L’arrivée des Aleppins a bouleversé l’économie de cette ville méditerranéenne nonchalante. De nombreux entrepreneurs ont reconstruit leurs industries à Lattaquié, réussissant malgré la guerre à fournir le marché syrien et même à exporter textiles et divers produits manufacturés. Les Aleppins ont apporté avec eux leur savoir-faire dans le commerce et les services. Beaucoup de Lattaquiotes se sont alors contentés de louer leur magasin à des Aleppins qui savaient davantage le faire fructifier, au lieu d’exercer eux-mêmes une activité. Nul doute que les entrepreneurs aleppins seront en première ligne pour bénéficier de la reconstruction de la Syrie du Nord. Celle-ci passera forcément par Lattaquié puisque les infrastructures portuaires et routières sont intactes.

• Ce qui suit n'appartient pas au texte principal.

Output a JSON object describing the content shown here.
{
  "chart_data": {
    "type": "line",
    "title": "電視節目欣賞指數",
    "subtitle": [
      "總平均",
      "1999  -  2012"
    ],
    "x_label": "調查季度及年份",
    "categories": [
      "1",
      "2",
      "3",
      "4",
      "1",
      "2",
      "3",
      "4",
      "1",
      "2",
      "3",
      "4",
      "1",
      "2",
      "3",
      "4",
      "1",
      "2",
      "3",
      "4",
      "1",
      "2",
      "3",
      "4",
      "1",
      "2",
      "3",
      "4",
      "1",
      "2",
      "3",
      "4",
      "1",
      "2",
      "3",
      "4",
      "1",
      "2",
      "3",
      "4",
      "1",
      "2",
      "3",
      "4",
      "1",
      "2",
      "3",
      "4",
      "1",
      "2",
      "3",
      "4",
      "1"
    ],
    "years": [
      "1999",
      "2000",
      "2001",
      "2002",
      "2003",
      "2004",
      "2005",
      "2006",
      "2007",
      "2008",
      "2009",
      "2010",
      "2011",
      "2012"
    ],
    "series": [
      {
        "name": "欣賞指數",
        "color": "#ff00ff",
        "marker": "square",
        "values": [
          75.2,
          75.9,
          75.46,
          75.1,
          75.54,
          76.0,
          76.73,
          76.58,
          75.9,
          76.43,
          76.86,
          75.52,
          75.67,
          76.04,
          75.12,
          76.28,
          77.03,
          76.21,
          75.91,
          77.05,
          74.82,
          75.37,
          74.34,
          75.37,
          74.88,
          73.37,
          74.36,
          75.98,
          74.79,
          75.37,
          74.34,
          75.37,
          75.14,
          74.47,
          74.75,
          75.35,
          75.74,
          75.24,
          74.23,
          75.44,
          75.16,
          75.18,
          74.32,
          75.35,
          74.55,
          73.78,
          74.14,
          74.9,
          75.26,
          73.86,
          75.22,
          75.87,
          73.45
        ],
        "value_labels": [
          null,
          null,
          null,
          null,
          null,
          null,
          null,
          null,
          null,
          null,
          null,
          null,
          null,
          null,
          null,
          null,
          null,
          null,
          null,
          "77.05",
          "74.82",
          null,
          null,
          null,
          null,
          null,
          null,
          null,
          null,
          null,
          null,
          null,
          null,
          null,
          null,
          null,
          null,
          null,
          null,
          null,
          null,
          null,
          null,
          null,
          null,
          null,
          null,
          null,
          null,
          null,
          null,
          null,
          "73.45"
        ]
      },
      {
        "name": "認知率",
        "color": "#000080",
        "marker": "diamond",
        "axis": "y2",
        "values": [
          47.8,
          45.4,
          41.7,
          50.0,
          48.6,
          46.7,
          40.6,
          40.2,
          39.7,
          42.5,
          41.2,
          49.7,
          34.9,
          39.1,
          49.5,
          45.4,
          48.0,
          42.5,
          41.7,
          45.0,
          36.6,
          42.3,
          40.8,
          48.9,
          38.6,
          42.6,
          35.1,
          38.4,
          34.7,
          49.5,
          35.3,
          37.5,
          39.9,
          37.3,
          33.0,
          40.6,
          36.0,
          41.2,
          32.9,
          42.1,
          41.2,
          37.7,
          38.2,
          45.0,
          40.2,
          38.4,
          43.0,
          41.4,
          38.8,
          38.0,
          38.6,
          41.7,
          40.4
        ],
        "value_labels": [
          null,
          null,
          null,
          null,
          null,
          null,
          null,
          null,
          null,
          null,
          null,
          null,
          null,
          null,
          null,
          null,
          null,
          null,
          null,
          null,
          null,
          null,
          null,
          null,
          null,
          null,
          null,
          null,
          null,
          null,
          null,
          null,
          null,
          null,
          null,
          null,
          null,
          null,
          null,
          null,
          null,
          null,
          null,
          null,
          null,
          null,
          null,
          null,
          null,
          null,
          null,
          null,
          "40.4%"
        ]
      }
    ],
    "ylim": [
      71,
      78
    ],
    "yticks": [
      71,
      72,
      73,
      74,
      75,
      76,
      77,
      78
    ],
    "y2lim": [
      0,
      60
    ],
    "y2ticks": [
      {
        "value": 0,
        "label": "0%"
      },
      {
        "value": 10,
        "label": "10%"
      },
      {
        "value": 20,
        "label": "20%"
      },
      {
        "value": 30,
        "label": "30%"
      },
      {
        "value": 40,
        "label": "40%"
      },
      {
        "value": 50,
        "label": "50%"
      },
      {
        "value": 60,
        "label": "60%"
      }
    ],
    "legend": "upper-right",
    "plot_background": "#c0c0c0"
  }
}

La communauté alaouite meurtrie par la guerre
Même si la ville a été épargnée par les combats, la guerre civile a fait de nombreuses victimes à Lattaquié en raison de l’intense mobilisation des Alaouites dans l’armée syrienne et les milices loyalistes. D’une part, l’armée est un débouché professionnel privilégié par les Alaouites depuis le mandat français ; d’autre part, les Alaouites menaient un combat existentiel dans ce conflit. La défaite aurait signifié l’élimination de la communauté de Syrie, à moins qu’elle ne réussisse à constituer un réduit alaouite dans la région côtière, ce qui signifierait une partition de la Syrie. La ville est endeuillée et le déficit d’hommes est un problème pour la reconstruction de la société alaouite. Mais cela pourrait également contribuer à la multiplication des mariages intercommunautaires et réduire ainsi le clivage ancestral entre Alaouites et sunnites.